I got to the airport 3 hours early. As I was going through immigration I was stopped. The man looked up. “Ma’am, you have expired your visa, please come with me.” Visions of left forgotten in a Bangladesh jail flooded. I was taken to the immigration police. I was told that I had expired my visa by 66 days. Bloody hell. Even though my visa was good for a year, it turns out it was a year “30 days at a time.” MEANING I have to leave Bangladesh every 30 days. I missed my plane and called my Jiva contact in Dhaka. “Please Saidul I’m at the airport and I need help. Please come get me.”

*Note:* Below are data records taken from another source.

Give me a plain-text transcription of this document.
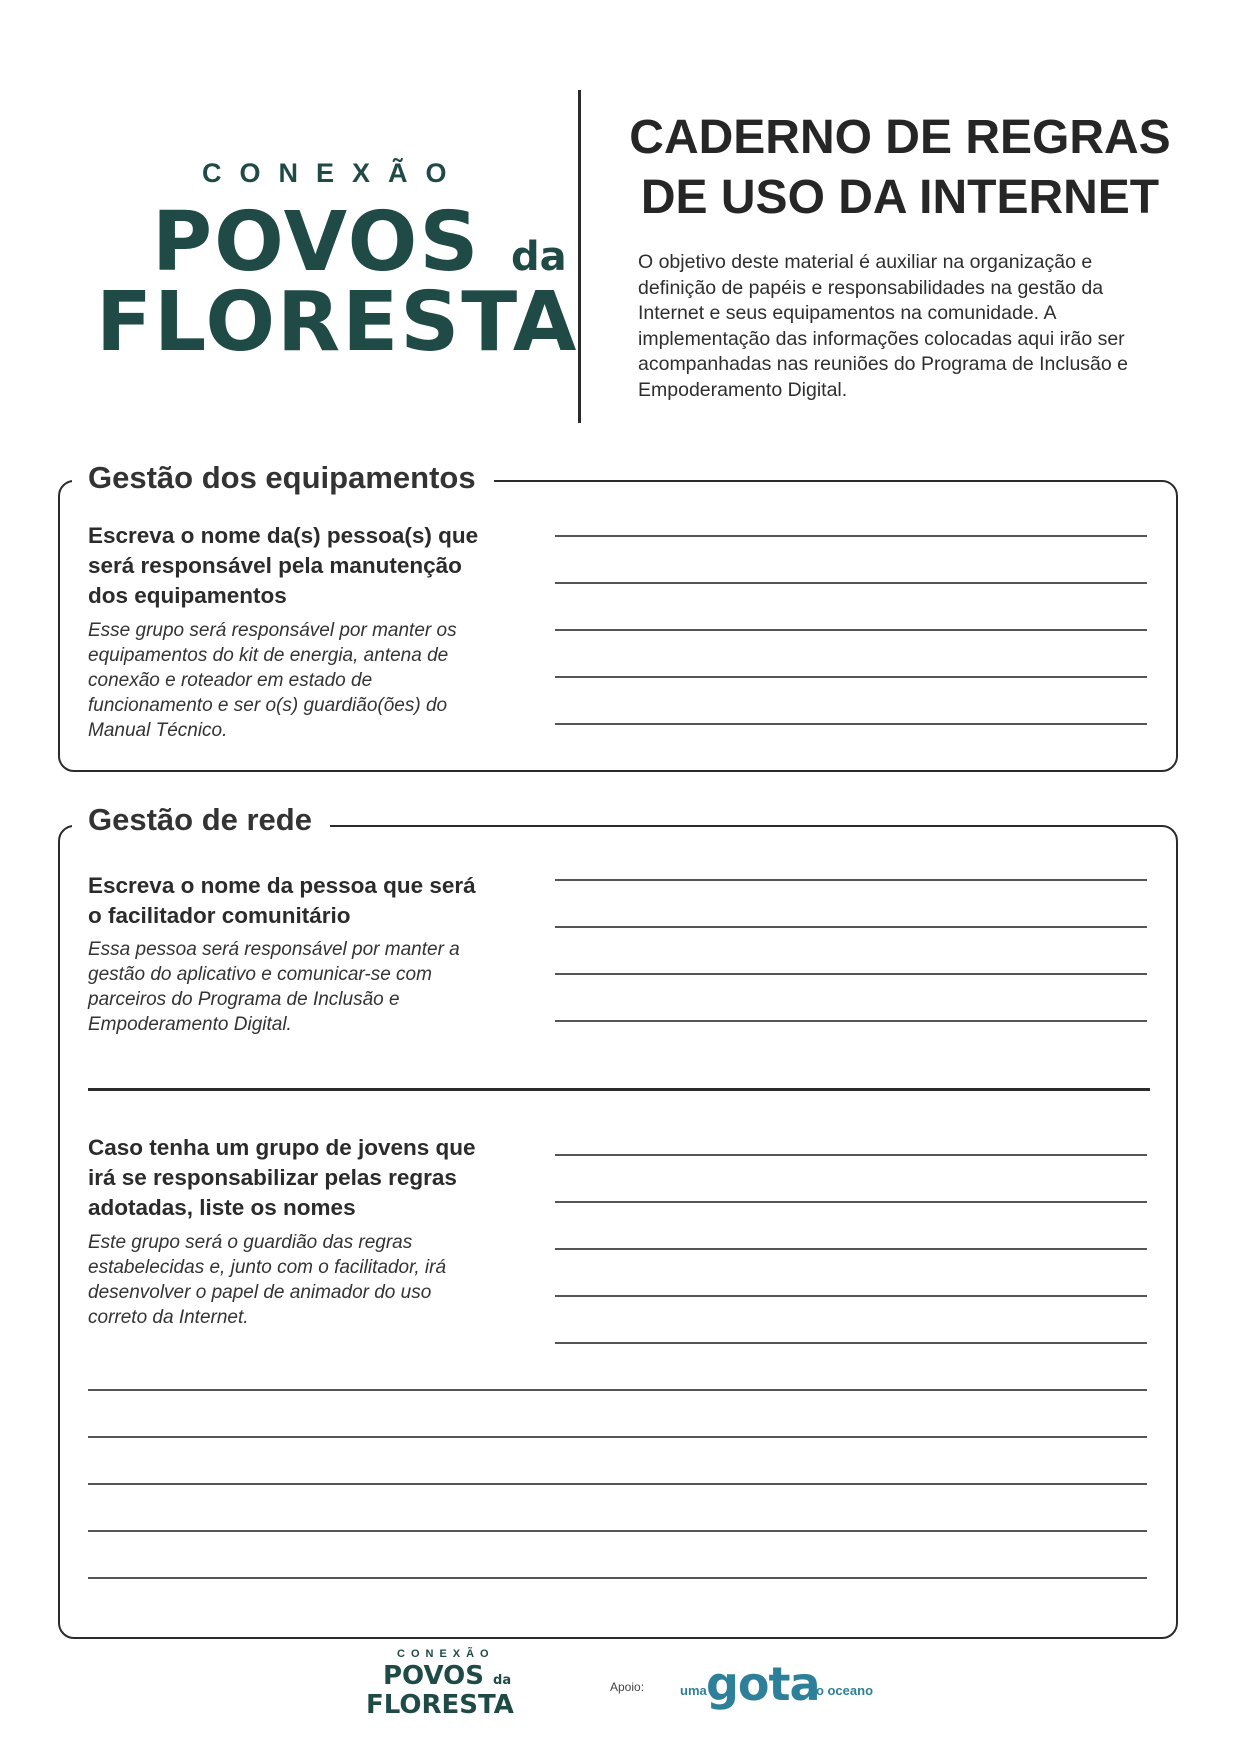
CONEXÃO
POVOS da
FLORESTA
CADERNO DE REGRAS
DE USO DA INTERNET
O objetivo deste material é auxiliar na organização e definição de papéis e responsabilidades na gestão da Internet e seus equipamentos na comunidade. A implementação das informações colocadas aqui irão ser acompanhadas nas reuniões do Programa de Inclusão e Empoderamento Digital.
Gestão dos equipamentos
Escreva o nome da(s) pessoa(s) que será responsável pela manutenção dos equipamentos
Esse grupo será responsável por manter os equipamentos do kit de energia, antena de conexão e roteador em estado de funcionamento e ser o(s) guardião(ões) do Manual Técnico.
Gestão de rede
Escreva o nome da pessoa que será o facilitador comunitário
Essa pessoa será responsável por manter a gestão do aplicativo e comunicar-se com parceiros do Programa de Inclusão e Empoderamento Digital.
Caso tenha um grupo de jovens que irá se responsabilizar pelas regras adotadas, liste os nomes
Este grupo será o guardião das regras estabelecidas e, junto com o facilitador, irá desenvolver o papel de animador do uso correto da Internet.
CONEXÃO
POVOS da
FLORESTA
Apoio:	uma gota
no oceano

Saidiul came immediately and we drove the 2 hours (10 miles with Dhaka traffic) to the country immigration office. I’m on the phone with a travel agent trying to rebook my ticket to Kathmandu. But all the flights are booked because this is a big national holiday and everyone is trying to leave the country to vacation. We make it the office, cut past all sorts of people and have a guard open the back door for us. I don’t know, maybe they thought I was someone important and not some grungy little blue collar through and through?

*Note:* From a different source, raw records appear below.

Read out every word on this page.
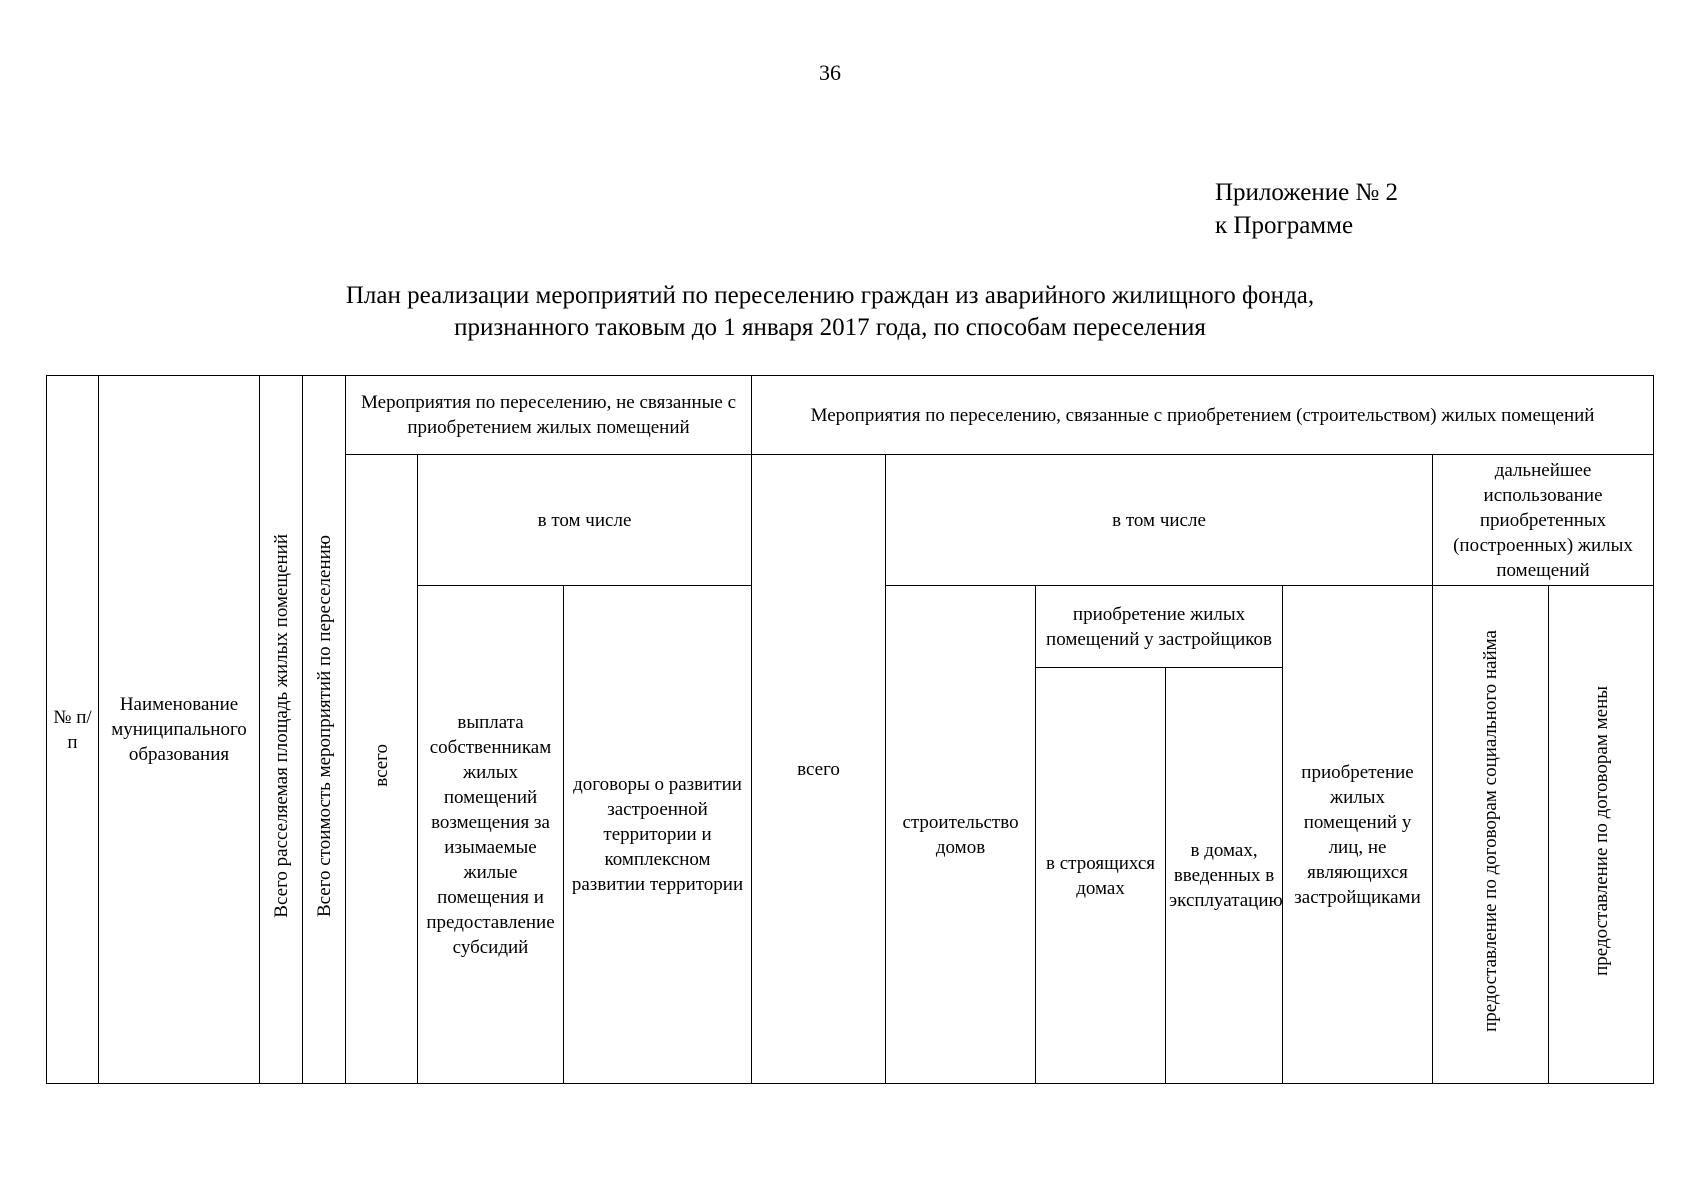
36
Приложение № 2
к Программе
План реализации мероприятий по переселению граждан из аварийного жилищного фонда,
признанного таковым до 1 января 2017 года, по способам переселения
№ п/п	Наименование муниципального образования	Всего расселяемая площадь жилых помещений	Всего стоимость мероприятий по переселению	Мероприятия по переселению, не связанные с приобретением жилых помещений			Мероприятия по переселению, связанные с приобретением (строительством) жилых помещений						
				всего	в том числе		всего	в том числе				дальнейшее использование приобретенных (построенных) жилых помещений	
					выплата собственникам жилых помещений возмещения за изымаемые жилые помещения и предоставление субсидий	договоры о развитии застроенной территории и комплексном развитии территории		строительство домов	приобретение жилых помещений у застройщиков		приобретение жилых помещений у лиц, не являющихся застройщиками	предоставление по договорам социального найма	предоставление по договорам мены
									в строящихся домах	в домах, введенных в эксплуатацию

We go straight up the Deputy Visa director. She is yelling at us with a mouth full of Dhal, “she is free to go if she pays us $550 in cash. But the banks close in 10 minutes for the holiday so run.” I run to an ATM, and, being the grad student I am do not have that much in my account. I have to borrow some from our driver. But no time to “oi” because now we’re running back to the office. Signing documents, hands filthy with money, collecting signatures and panting.
6 HOURS LATER, I have my passport signed and stamped. I have my exit visa. I am free to leave the country within 7 days and then return. Now we race over to the Bangladesh Airline headquarters to see if we can get me a ticket out of the country. Make it just in time. With a few tears and a pledge that it is my (13 year old) sister’s wedding in Nepal on Sunday and I got a ticket to Kathmandu Saturday, the day before I leave on my trek.
Giddy, starving and exhausted, we get back in the car for the 3 hour (11 mile) journey back.
Part III
Becky invited me to go to the American club with her to unwind and offered up her guest room for the night. The American club was dizzying. I was swept up by soft white hands, handed a glass of red wine, a plate of eggplant parmesan and placed in a soft chair on a rooftop deck overlooking a pool. I lost track of the Dhaka honking, and the heat and dust and death and stress of it all and let the wine make my head heavy. The scintillating conversation and parmesan cheese carried me away and I didn’t feel one bit guilty about it.